As the Left keeps up its relentless march towards socialized medicine, one fact frequently gets lost in the debate: Government-run health care often harms the most vulnerable populations that progressives claim they want to help. Legislation recently proposed by several congressmen, led by Rep. Brad Wenstrup (R-OH), highlights this problem, and if adopted by Congress, would help to solve it.
During the Obamacare debate a dozen years ago, Democrats claimed that they did not want to have government ration health care resources based on cost. One of the few positive provisions of Obamacare prohibited the new research institute funded by that law from utilizing a quality-adjusted life year (QALY) mechanism when comparing the effectiveness of various drugs and medical treatments.
As the mother of a child with a disability, I know well how many other countries, like Great Britain and Canada, use the QALY metric to restrict access to care that government bureaucrats deem too “costly.” Individuals with disabilities suffer the most from these types of rationing regimes, because the QALY metric values an additional year of life for someone with a disability as “less” than an added year of life for someone in “perfect” health.
Concerns from disability groups, as well as broader outrage over the possibility of health care rationing, compelled Democrats to include the prohibition on QALY usage in Obamacare’s comparative effectiveness research institute.

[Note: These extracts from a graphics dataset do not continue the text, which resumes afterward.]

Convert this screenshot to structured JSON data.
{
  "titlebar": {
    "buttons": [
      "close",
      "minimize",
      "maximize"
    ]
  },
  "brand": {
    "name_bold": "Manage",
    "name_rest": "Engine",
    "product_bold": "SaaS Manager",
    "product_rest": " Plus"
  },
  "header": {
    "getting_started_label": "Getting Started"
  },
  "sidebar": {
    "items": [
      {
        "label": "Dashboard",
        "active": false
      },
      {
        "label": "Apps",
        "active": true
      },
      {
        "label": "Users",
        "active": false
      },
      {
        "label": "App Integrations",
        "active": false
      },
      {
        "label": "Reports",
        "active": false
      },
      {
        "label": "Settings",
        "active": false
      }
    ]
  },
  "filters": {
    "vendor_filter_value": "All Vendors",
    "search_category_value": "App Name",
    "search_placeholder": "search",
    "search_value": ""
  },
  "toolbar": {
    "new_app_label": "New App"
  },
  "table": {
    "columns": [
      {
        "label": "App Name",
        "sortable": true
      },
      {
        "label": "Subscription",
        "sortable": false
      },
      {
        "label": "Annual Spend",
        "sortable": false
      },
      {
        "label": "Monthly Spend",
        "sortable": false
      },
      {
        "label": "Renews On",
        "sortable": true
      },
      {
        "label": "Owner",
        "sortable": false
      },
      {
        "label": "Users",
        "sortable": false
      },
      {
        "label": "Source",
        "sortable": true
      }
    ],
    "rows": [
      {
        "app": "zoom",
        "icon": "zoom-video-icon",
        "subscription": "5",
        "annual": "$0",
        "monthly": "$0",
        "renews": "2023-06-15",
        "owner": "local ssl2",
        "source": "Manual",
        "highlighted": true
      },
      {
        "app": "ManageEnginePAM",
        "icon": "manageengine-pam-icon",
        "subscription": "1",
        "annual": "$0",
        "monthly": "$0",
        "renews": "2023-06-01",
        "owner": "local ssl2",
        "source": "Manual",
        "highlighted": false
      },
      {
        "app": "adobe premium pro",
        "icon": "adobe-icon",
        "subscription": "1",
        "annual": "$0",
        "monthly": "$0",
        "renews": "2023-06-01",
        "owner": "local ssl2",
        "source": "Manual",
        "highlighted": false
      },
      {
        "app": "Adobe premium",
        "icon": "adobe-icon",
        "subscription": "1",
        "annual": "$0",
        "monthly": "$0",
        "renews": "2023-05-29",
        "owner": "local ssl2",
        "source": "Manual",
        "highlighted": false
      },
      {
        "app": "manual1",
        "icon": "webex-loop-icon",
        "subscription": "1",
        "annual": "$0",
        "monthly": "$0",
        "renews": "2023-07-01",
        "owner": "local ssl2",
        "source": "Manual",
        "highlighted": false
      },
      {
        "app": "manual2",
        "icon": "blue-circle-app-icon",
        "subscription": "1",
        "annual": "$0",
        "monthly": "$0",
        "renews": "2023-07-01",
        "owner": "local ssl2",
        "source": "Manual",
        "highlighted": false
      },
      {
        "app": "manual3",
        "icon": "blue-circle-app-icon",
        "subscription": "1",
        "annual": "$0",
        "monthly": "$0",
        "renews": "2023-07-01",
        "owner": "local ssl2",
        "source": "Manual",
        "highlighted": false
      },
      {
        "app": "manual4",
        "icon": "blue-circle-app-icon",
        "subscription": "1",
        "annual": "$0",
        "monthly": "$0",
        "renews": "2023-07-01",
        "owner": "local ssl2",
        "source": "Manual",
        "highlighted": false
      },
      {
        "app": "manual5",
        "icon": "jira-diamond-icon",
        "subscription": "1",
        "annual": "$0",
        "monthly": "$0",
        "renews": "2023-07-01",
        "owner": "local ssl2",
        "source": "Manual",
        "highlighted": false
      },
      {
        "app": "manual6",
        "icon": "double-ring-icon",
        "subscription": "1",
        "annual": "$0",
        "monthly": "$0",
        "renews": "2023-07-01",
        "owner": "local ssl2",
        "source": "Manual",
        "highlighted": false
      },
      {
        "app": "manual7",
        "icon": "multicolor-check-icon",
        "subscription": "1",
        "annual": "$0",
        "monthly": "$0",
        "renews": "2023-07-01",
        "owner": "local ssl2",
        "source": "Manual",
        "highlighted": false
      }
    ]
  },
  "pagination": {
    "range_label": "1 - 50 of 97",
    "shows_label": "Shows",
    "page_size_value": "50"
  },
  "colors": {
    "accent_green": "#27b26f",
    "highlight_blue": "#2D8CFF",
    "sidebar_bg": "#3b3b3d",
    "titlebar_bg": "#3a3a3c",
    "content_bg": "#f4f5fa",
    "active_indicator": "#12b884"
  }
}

The law also prohibited Medicare from making coverage decisions “in a manner that treats extending the life of an elderly, disabled, or terminally ill individual as of lower value than extending the life of an individual who is younger, non-disabled, or not terminally ill.”
But a decade later, the Left has again begun flirting with government rationing in health care. The drug pricing bill Speaker Nancy Pelosi (D-CA) and House Democratic leaders introduced, H.R. 3, would set a maximum price for drugs linked to prices in six other countries, most of which use the QALY metric as a way to restrict access to “costly” drugs.
In September 2019, a coalition of disability groups wrote to Pelosi, rightly noting that the price control provisions of H.R. 3 “effectively import a QALY-based and discriminatory system from abroad. These systems are discriminatory against people with disabilities and do not have a place in the United States health care system.” In response, Democrats added superficial language discussing the disability groups’ concerns, but left in place and unaltered the gist of the legislation — the importation of price controls that discriminate against the most vulnerable in society.
That movement towards a discriminatory health care system makes policies like those in the Wenstrup bill that much more important. Wenstrup’s legislation would extend the prohibition on the use of the QALY rationing metric to all federal health programs, including Medicaid, the Indian Health Service, Veterans Administration, Tricare, and federal employee coverage.
Many Americans might find themselves shocked to discover that currently, many federal programs can deny coverage based on costs in ways that discriminate against the elderly and disabled. The Wenstrup legislation would halt the Left’s move towards federal rationing of health care resources. In so doing, it would not only give peace of mind to individuals with disabilities and those who love them — it would also make an important moral statement that we value and cherish the most vulnerable Americans among us.